I have a set of textiles that I read using np.genfromtext. Usually they are in a standard format, one text file for each plate measured, with each plate having 300 holes. This gives me headers of:
headers =['ID','Diameter','Radius','Xpos','Ypos']
#the data looks like
[1,105,53.002,784.023,91.76],
[2,104,51.552,787.023,91.71],
...
[300,104,51.552,787.023,91.71]
Now I have a set of textiles that instead of one measurement per hole for a plate are measuring one hole twice:
[1,105,53.002,784.023,91.76],
[1,104,53.012,784.024,91.76],
[2,104,51.552,787.023,91.71],
[2,106,51.532,786.823,91.69],
...
[300,104,51.552,787.023,91.71],
[300,104,51.557,785.993,91.6]
or one in every two holes twice:
[1,105,53.002,784.023,91.76],
[1,104,53.012,784.024,91.76],
[3,104,51.552,787.023,91.71],
[3,106,51.532,786.823,91.69],
...
[300,104,51.552,787.023,91.71],
[300,104,51.557,785.993,91.6]
or 1 in three holes twice:
[1,105,53.002,784.023,91.76],
[1,104,53.012,784.024,91.76],
[4,104,51.552,787.023,91.71],
[4,106,51.532,786.823,91.69],
...
[300,104,51.552,787.023,91.71],
[300,104,51.557,785.993,91.6]
What I would like is one method of taking the first value in each row, the 'ID' and based on that be able to take an average of how ever many rows have that same ID and then proceed with the rest of my code to analyse the results.

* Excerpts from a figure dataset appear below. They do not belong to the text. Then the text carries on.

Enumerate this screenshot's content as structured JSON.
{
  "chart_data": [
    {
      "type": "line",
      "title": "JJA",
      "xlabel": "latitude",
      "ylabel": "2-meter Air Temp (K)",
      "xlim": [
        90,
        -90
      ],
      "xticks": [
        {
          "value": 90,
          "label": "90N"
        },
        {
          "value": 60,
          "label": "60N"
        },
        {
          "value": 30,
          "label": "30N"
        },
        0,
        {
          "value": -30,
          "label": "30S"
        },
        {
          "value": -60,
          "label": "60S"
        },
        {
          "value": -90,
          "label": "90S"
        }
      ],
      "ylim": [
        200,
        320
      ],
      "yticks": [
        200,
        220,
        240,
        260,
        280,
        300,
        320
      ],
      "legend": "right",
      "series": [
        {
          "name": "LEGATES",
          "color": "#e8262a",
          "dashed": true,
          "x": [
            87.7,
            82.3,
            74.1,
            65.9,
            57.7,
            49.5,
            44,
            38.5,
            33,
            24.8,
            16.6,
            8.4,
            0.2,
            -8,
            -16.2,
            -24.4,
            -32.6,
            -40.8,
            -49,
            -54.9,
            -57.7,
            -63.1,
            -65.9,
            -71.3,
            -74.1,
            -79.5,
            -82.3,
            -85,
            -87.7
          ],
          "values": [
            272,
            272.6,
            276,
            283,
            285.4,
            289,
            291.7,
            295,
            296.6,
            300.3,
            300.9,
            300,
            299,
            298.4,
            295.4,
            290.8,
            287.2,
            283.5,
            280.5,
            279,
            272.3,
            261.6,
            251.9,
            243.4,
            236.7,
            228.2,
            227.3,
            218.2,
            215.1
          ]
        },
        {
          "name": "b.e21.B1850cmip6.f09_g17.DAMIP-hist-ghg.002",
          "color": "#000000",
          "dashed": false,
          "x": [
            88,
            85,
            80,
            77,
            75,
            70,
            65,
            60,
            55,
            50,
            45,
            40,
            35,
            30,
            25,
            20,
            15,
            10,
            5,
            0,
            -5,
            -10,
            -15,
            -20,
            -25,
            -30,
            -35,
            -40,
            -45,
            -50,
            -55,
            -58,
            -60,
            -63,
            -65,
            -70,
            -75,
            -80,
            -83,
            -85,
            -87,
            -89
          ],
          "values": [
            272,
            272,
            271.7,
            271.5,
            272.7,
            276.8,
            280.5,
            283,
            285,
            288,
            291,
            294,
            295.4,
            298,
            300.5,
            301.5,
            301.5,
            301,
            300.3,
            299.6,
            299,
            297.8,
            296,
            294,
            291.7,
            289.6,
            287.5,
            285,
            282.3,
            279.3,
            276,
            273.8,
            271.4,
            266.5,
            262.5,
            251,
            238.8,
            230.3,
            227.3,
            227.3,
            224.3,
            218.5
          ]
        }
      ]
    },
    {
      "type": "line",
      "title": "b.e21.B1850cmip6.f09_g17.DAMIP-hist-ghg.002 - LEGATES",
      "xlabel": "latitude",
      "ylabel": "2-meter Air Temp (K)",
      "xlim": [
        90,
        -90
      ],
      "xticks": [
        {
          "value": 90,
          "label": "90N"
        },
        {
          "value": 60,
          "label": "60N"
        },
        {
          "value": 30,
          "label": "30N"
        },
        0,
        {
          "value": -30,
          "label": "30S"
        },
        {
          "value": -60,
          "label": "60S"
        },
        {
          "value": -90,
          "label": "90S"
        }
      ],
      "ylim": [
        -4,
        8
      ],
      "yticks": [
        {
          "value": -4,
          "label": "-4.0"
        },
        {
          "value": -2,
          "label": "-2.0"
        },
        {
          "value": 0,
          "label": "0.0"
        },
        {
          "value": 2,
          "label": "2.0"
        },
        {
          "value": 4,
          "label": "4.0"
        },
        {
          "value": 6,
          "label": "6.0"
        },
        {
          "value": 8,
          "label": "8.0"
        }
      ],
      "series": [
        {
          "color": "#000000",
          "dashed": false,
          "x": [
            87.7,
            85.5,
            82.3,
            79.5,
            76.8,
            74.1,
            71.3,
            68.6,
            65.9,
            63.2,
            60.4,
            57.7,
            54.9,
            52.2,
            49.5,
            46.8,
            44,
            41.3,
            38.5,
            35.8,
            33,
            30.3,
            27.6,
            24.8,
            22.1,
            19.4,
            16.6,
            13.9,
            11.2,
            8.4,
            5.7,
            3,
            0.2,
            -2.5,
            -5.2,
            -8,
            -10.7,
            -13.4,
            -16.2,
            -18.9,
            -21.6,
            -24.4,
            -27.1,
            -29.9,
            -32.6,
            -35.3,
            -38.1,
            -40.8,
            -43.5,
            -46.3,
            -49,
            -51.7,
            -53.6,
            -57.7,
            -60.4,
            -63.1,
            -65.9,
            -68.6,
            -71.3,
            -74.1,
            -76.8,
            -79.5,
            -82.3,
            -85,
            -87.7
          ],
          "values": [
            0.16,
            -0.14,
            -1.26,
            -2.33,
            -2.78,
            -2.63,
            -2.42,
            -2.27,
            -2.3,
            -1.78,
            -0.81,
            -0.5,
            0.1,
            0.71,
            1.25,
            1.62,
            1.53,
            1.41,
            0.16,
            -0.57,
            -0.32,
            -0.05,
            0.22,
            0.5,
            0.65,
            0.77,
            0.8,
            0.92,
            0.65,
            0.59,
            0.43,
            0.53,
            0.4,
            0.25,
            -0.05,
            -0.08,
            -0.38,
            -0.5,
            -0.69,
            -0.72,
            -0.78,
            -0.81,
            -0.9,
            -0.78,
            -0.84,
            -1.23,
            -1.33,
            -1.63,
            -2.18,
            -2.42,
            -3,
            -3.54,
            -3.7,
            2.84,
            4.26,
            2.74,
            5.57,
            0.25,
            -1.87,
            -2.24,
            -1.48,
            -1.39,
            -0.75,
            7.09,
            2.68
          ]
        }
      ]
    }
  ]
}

This is how I usually read in the 1 of 1 data:
dataA=np.genfromtxt(fname,dtype=float, delimiter='\t', names=True)
And this line works fine if every textile had a duplicate row or second measurement:
lines = open( 'filename.txt', "r" ).readlines()[::2]
Any ideas on how to get a unique array as an output with no duplications of ID, ideally averages of the rows with the same ID but unique rows may suffice?